One thing that Saul is very good at is selling stocks. Many here over the years have mentioned they are paring down large portfolios (some with 100 stocks or even more). I think most of us know what our favorite companies are. We know what we want to add to. But how do we know when to sell? Here’s what I’ve learned so far.
1. Sell companies whose revenues are no longer growing meaningfully – even if they are great enterprises.
Examples
Starbucks (SBUX)
Procter & Gamble (PG)
Exxon (XOM)
Disney (DIS)
Chipotle (CMG)
Under Armour (UA)
These companies had years and sometimes decades of great revenue growth, but now are lumbering behemoths that simply aren’t growing like they used to, and aren’t likely to do so in the near future.
Rule of Thumb: Over the last couple years, we on this board have been able to reliably find companies which have revenue growing in excess of 40%. There are plenty of companies with revenue growing slower that may be worth owning, but to me it makes sense to look for something with growth in this neighborhood, since we’ve found so many of them. Maybe at first, don’t worry about that companies you own that are growing at 20% or 30%, but start by cutting the ones that are growing less than 10% per year.
2. Sell companies that are growing revenue rapidly, but unsustainably.
Past Examples
3D Systems (DDD)
GoPro (GPRO)
FitBit (FIT)
These were flashes in the pan, with a lot of hype and fantastic growth numbers – but it turned out to be growth that was not at all sustainable.
Present Examples (Bear’s best guesses)
Snap (SNAP)
Roku (ROKU)
Identifying these is a judgment call, but extremely important.
Rule of Thumb: Read up, ask questions on this board, and err on the side of caution. If you aren’t confident that a company’s growth is sustainable, it’s probably best to sell, because there are likely some companies you can be confident in.
3. Know that #1 and #2 are not enough to ensure success, but that the lack of them ensures failure in the long run.
Certainly there are other important concepts in investing besides revenue growth. If you’re great at valuation, you may be able to buy “cigar butt” companies while they’re undervalued and make money – but if you hold them too long, they’ll stop gaining value if revenue isn’t growing. (If the pie isn’t growing, the profits you can squeeze out have an upper limit.) To me, trying to do this is simply getting too cute. Sell these companies.

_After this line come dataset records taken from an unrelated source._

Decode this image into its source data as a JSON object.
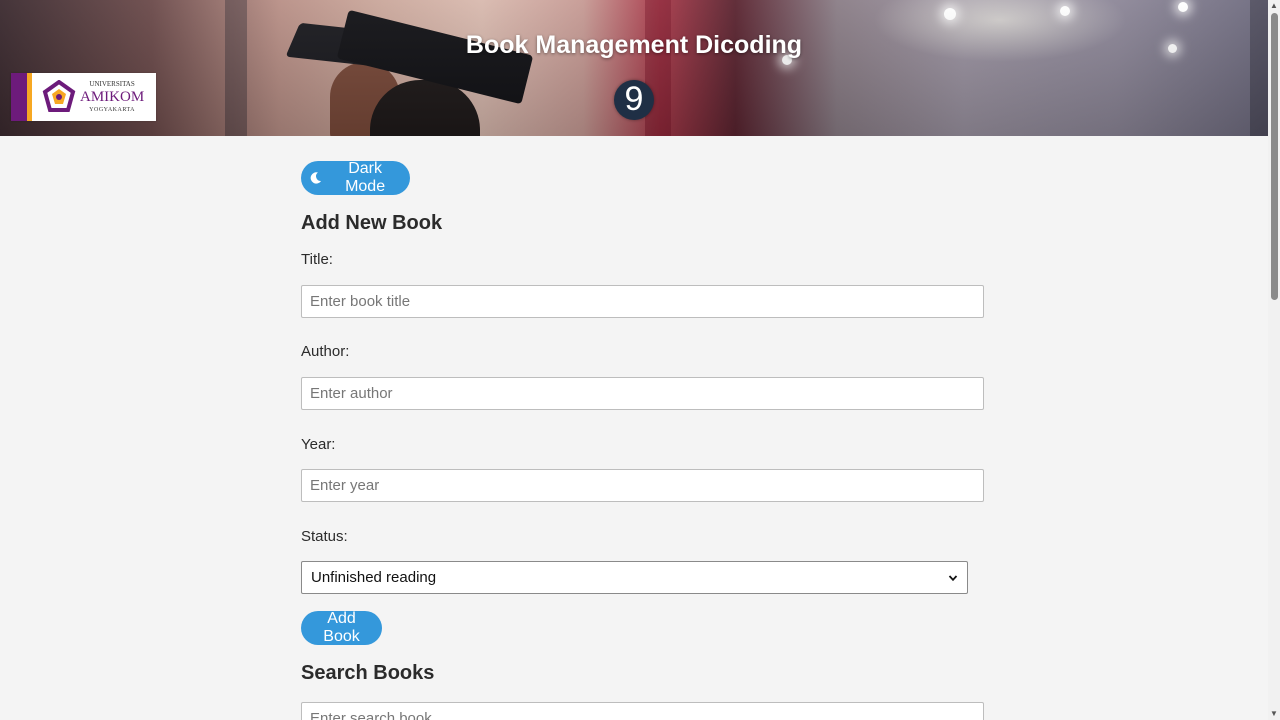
{
  "header": {
    "title": "Book Management Dicoding",
    "badge": "9",
    "logo": {
      "line1": "UNIVERSITAS",
      "line2": "AMIKOM",
      "line3": "YOGYAKARTA"
    }
  },
  "toolbar": {
    "dark_mode_label": "Dark Mode"
  },
  "form": {
    "heading": "Add New Book",
    "title_label": "Title:",
    "title_placeholder": "Enter book title",
    "author_label": "Author:",
    "author_placeholder": "Enter author",
    "year_label": "Year:",
    "year_placeholder": "Enter year",
    "status_label": "Status:",
    "status_selected": "Unfinished reading",
    "submit_label": "Add Book"
  },
  "search": {
    "heading": "Search Books",
    "placeholder": "Enter search book"
  },
  "colors": {
    "accent": "#3498db",
    "background": "#f4f4f4",
    "brand_purple": "#6d1b7b",
    "brand_orange": "#f7a823"
  },
  "icons": {
    "dark_mode": "moon-icon",
    "select": "chevron-down-icon"
  }
}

There are easier ways to make money in stocks. Namely, find companies that are growing rapidly in a sustainable fashion. In the long run their value will compound, to your amazement. (You probably already own some, as I said, but you can also read the monthly reviews Saul, myself, and others do on this board for some ideas.)
Bear
PS - I also endorse trimming anything that has grown too large, even if it’s a company you still love and believe in for the future. Cut it back to 10% or 15% max. NOTHING deserves an allocation of 20% or more of your portfolio, in my Fool opinion.